Long as they come out good!

I’ve never really made ribs on my own before but all the posts about them in here recently kinda got me in the mood. And then they were on sale at the grocery store. Sooooo it’s not very Cinco de Mayo-ey but oh well! :)

Making spice rub:

First brushed on a mixture of dijon mustard and liquid smoke, then covered liberally in the spice rub. Gonna let them chill in the fridge for a couple hours and then into the oven!

I realize some may view it as offensive that I’m not grilling/smoking these at all. Trust me, I’d love to, but such is life in an apartment. I don’t expect these to be as good as when my dad does them on the grill, but I’m still optimistic they will come out tasty! And I even have some of my dad’s home made bbq sauce in the fridge so I’ve got that going for me too ;)

Don’t let those bbq snobs get to you.
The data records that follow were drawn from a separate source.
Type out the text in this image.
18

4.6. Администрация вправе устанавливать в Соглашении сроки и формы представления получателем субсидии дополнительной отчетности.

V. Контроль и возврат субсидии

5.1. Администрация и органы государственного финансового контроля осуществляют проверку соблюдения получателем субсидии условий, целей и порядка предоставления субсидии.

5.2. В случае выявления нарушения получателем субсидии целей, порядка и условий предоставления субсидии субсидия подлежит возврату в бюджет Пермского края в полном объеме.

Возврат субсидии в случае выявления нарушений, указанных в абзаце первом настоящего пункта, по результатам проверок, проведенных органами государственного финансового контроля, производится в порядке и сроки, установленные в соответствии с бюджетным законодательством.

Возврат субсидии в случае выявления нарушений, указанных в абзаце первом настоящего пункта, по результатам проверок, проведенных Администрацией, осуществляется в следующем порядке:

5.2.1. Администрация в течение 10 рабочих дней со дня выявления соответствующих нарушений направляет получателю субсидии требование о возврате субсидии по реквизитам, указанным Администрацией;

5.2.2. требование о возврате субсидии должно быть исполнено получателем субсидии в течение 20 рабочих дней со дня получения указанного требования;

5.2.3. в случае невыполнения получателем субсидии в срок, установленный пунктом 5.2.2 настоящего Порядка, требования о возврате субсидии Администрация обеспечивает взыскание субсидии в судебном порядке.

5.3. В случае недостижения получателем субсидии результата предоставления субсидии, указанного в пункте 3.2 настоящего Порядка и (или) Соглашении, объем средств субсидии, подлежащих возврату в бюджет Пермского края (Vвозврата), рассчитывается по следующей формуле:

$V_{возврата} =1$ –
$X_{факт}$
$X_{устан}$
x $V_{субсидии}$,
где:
Ribs done in the oven can be delicious too.

Agreed. Use what you have. I may love my smoker, but good ribs are good ribs. They won’t look quite the same, but the thing to do there is to brush a bit of sauce at the end and put them under the broiler, assuming the sauce isn’t too sweet. (If it is, watch it very closely and be careful the sauce doesn’t burn, which can happen in a hurry). That will help give them more of the look like they were grilled.

The recipe I’m following has you broil them for the first five minutes until the brown sugar gets kinda bubbly and they start to brown, then baking in a 300 degree oven for 2.5-3 hours. You cover with foil about halfway through. Slather on some bbq sauce last 30 mins.

There’s also a layer of dijon mustard mixed with liquid smoke under the dry rub :)

Same principle, more or less. Sure they will be awesome.

I usually do the broiling at the end. What’s the advantage to doing it at the start?

You get a nice crust before the cooking process forces liquid out to the surface. Liquid on the surface will not allow a good browning. I always pat meat dry before grilling.

Ready to have some of my dad’s home made bbq sauce brushed on :D

Sauced.

Stupid baked beans are leaking into my macaroni salad! :[

Nice job, Eric.

Yeah, looks good. My wife has made killer ribs in the oven before. No snobbery here.